État d’urgence. C’est le terme utilisé par le Premier ministre pour qualifier la situation économique. Samedi dernier, lors de la rencontre gouvernement-secteur privé, Paul Bérenger devait s’écrier que la situation économique « a empiré d’une façon dramatique. » À partir de là que fait-on?
L’on sait que la zone franche, notamment le secteur textile-habillement, licencie, par vagues maintenant, parce qu’elle n’est plus assez compétitive sur le marché international. La situation se détériorera davantage avec le démantèlement de l’Accord Multifibre en janvier 2005.
Le sucre est sous pression avec des menaces de baisse de prix. L’arrivée des touristes a connu une baisse de un pour cent l’année dernière. Tout cela n’est pas très reluisant.
Le gouvernement aurait dû agir sur deux fronts : 1. sécuriser la population de façon à exorciser ses peurs par une bonne dose de psychologie et 2. démontrer que nos dirigeants se focalisent sur le redressement économique.
Qui dit licenciement dit souffrance. Ce n’est jamais agréable de perdre son emploi. Une personne privée de son gagne-pain découvre soudain qu’elle ne peut plus honorer ses obligations financières, que ses fins de mois sont difficiles; bref, qu’elle vit dans la précarité. Mais que croyez-vous que le gouvernement dise à cette personne ? Eh bien ! qu’il n’y a pas de véritables chômeurs à Maurice.
« Mathématiquement, il n’y a pas de chômeurs, entendez par là de véritables chômeurs. Quiconque est à la recherche d’un emploi immédiat peut en trouver. Il n’a qu’à se faire enregistrer auprès du Bureau de l’emploi. Mais il ne faut pas que les Mauriciens fassent les difficiles. Il y a suffisamment de postes à remplir pour tous les chômeurs de Maurice », a déclaré Showkutally Soodhun, ministre du Travail et des Relations industrielles dans l’Express dimanche en date du 8 août dernier.
C’est un discours aussi simpliste que provocateur. Simpliste parce que Showkutally Soodhun ne peut raisonnablement penser qu’un diplômé doit accepter un poste de ‘cleaner’ pour qu’il ne soit pas au chômage. Provocateur parce que quand quelqu’un est à terre, on ne lui donne pas, comme pour faire bonne mesure, un coup de pied.
Sur le plan de la communication, le gouvernement, face aux licenciements, a, donc, échoué.

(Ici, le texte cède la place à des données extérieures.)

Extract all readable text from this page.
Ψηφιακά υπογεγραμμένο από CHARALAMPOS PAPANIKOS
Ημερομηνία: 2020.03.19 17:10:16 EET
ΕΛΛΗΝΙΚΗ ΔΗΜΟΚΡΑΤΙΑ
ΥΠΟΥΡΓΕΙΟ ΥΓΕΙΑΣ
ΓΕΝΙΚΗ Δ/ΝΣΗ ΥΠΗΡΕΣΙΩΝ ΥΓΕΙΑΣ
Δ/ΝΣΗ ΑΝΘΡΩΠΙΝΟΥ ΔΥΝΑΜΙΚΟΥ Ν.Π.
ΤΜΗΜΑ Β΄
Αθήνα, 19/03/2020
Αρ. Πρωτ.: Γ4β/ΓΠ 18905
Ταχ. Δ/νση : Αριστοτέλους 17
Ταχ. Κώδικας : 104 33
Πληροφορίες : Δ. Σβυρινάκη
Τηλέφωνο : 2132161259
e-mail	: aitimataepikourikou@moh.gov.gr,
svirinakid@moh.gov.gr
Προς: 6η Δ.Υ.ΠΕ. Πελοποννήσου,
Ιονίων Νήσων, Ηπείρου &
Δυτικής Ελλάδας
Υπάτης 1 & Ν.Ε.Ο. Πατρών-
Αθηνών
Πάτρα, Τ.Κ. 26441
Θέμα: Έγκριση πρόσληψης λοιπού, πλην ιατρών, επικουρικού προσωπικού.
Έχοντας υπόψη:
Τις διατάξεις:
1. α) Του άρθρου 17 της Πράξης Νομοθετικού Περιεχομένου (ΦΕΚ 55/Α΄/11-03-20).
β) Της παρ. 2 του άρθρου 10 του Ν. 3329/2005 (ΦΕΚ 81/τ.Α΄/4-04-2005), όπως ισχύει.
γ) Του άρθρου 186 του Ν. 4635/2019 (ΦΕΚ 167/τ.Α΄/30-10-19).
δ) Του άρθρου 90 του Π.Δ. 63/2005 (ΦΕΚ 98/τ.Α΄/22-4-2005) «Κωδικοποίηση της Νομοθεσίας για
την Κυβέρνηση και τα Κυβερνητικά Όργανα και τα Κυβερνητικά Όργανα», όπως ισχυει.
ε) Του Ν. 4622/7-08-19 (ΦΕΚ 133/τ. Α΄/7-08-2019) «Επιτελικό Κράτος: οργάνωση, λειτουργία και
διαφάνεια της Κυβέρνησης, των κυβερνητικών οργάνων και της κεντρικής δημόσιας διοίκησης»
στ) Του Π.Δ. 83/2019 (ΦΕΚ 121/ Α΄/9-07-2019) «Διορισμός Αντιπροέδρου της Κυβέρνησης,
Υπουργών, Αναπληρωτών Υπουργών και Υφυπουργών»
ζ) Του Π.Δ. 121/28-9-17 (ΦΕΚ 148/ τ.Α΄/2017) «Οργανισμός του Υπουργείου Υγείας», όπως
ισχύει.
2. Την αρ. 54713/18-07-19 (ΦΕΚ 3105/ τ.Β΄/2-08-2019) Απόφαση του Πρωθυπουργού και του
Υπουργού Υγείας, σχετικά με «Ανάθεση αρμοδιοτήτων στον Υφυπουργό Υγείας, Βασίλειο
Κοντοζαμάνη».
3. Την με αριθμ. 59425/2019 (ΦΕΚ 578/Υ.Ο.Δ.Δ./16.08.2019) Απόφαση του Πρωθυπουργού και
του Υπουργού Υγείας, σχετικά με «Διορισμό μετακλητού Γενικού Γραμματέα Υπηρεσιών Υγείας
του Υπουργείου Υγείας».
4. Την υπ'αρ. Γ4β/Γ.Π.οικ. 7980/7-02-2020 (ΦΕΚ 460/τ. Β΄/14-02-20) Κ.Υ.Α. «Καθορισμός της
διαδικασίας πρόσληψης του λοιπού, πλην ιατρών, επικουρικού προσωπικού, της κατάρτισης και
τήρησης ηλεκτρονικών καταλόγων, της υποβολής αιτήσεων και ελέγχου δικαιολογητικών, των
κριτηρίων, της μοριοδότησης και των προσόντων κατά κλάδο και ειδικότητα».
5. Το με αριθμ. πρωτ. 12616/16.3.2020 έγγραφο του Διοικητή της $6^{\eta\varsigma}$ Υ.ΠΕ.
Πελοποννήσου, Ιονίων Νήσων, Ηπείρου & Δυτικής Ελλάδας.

L’on sait que le Premier ministre aime bien présider d’innombrables comités. Il y eut le fameux ‘comité corbeaux’. Maintenant, il a mis sur pied un comité pour la célébration du Divali dont, bien sûr, il est le président. Pas besoin d’être orfèvre en bérengerologie pour savoir qu’il veut faire de la politique politicienne avec tout, alors qu’il y a péril en la demeure sur le plan économique. Il n’aurait pas dû se disperser de la sorte.
Quand l’économie va, tout va. Bien sûr, la population est consciente que des facteurs extérieurs, hors de notre contrôle, sont en train de plomber notre économie, mais elle sait aussi que nous devons mobiliser le peu de moyens que nous avons pour faire face à l’adversité.
Le Premier ministre a, de nouveau, parlé de « l’état d’urgence économique dans lequel se trouve le pays » lors d’une conférence de presse hier. Il faudrait, donc, qu’il stimule la population pour tenter de redresser la situation. Le discours de son gouvernement doit être mobilisateur et non démotivant. Par conséquent, les Showkutally Soodhun doivent, politiquement, être mis hors d’état de nuire.
Hier, Paul Bérenger a dit que, selon lui, l’état d’urgence dans lequel se trouve le pays «exige de nous que nous réformions partout.» Personne n’en disconviendra.
À quelques mois des élections générales, cela sonne, toutefois, comme un vœu pieux.